Now, you might think that I object to the program because it teaches about large firm practice, rather than solo practice. And while I do believe that a school that offers a course on large firm practice, should also have a comparable course work on solo, government and public interest practice, that’s no my main criticism. First, I don’t agree with making a course on law firm practice – either for big firms or small firms – mandatory. While students should have some skills training, they should have the flexibility to choose what skills they want to develop. Some students may want to focus on trial advocacy or appellate clinics, others may want to learn to draft family law documents. They shouldn’t be required to take a class on what it’s like to work at a firm that doesn’t interest them or that may have limited value (since every place you work is different).
In addition, (and I’m sure I’ll get flamed for this), I believe that skills and training in law school are overrated. Again, students should get some basics through trial practice or clinical courses (maybe a year’s worth), so they have a chance to observe depositions, appellate arguments, negotiate and draft documents. But beyond that, there’s no substitute for learning how to analyze a case, to pick apart and diagnose arguments and write clearly and effectively. These are the skills that you don’t pick up in practice, and that I have found lacking in graduates whom I’ve hired from schools that focus more on skills training and less on analysis and issue spotting. I can teach someone to draft a complaint, but I can’t teach them how to identify the five different issues that the complaint is supposed to address and to predict potential opposition.
But my greatest objection, really, not an objection at all, but a question, is WHY? Why is this Detroit Mercy offering a class on big law practice? While I’m sure that most of the law students are highly competent and capable of succeeding at a large firm, the reality is that Detroit Mercy is a third/fourth tier school where perhaps the top five percent, if that much, stand a chance of ever getting a job at biglaw. (again, I’m not saying that’s necessarily right, that’s just a reality). So why offer a course on large firm practice? Is it a way to gain exposure to biglaw practice? (Top tier students get that experience through summer associate positions – but at least there, they get paid for it). Is it a way to tempt graduates to take on the second-rate “contract” or “staff” attorney positions at large firms, where JDs work as glorified paralegals? (again, nothing wrong with this choice, if it’s what you want. But many lawyers in these positions don’t, they want to be lawyers, not permanent third-chairs). Is the course intended to show that biglaw isn’t all it’s cracked up to be, so that these students don’t feel badly about their ultimate career choice? If it’s not one of these reasons, the course just seems cruel, a way of exposing students to a way of life that they may want that they’ll likely never have.
Update (2/8/07 – 7:30 pm) – Readers have made some good points in the comments below, and I have made some clarifications in response.

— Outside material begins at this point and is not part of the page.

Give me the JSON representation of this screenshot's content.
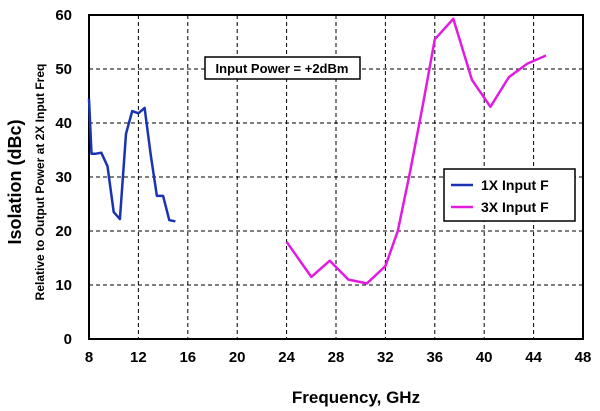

Small to mid-size firms that hire recent graduates (they are out there) seem to most often be ventures started by former big firm folks. These people tend to want to impose at least some big firm expectations (and mindsets about hours, etc.) on their associates, but have difficulty doing so, and not just because of the pay differential – it takes time to teach people how to bill, how to leverage support staff, etc. I have no idea what the motivation for this program was, but it might make these kids more attractive to this type of employer.
On your other point, although I agree that this type of skills training in law school is mostly a waste of time, I also think that a good case can be made that this is true of the entire second and third year curriculum. Setting aside the question of what we would do with all the law professors (maybe we could set up LLM programs in something other than tax, for people who actually _want_ to study law as an academic subject), wouldn’t the students be better off with an expanded “first year” of case method courses (say, three semesters), with the second “year” devoted to writing, the traditional extracurriclar stuff (journal editing, moot court, etc.) and bar prep courses?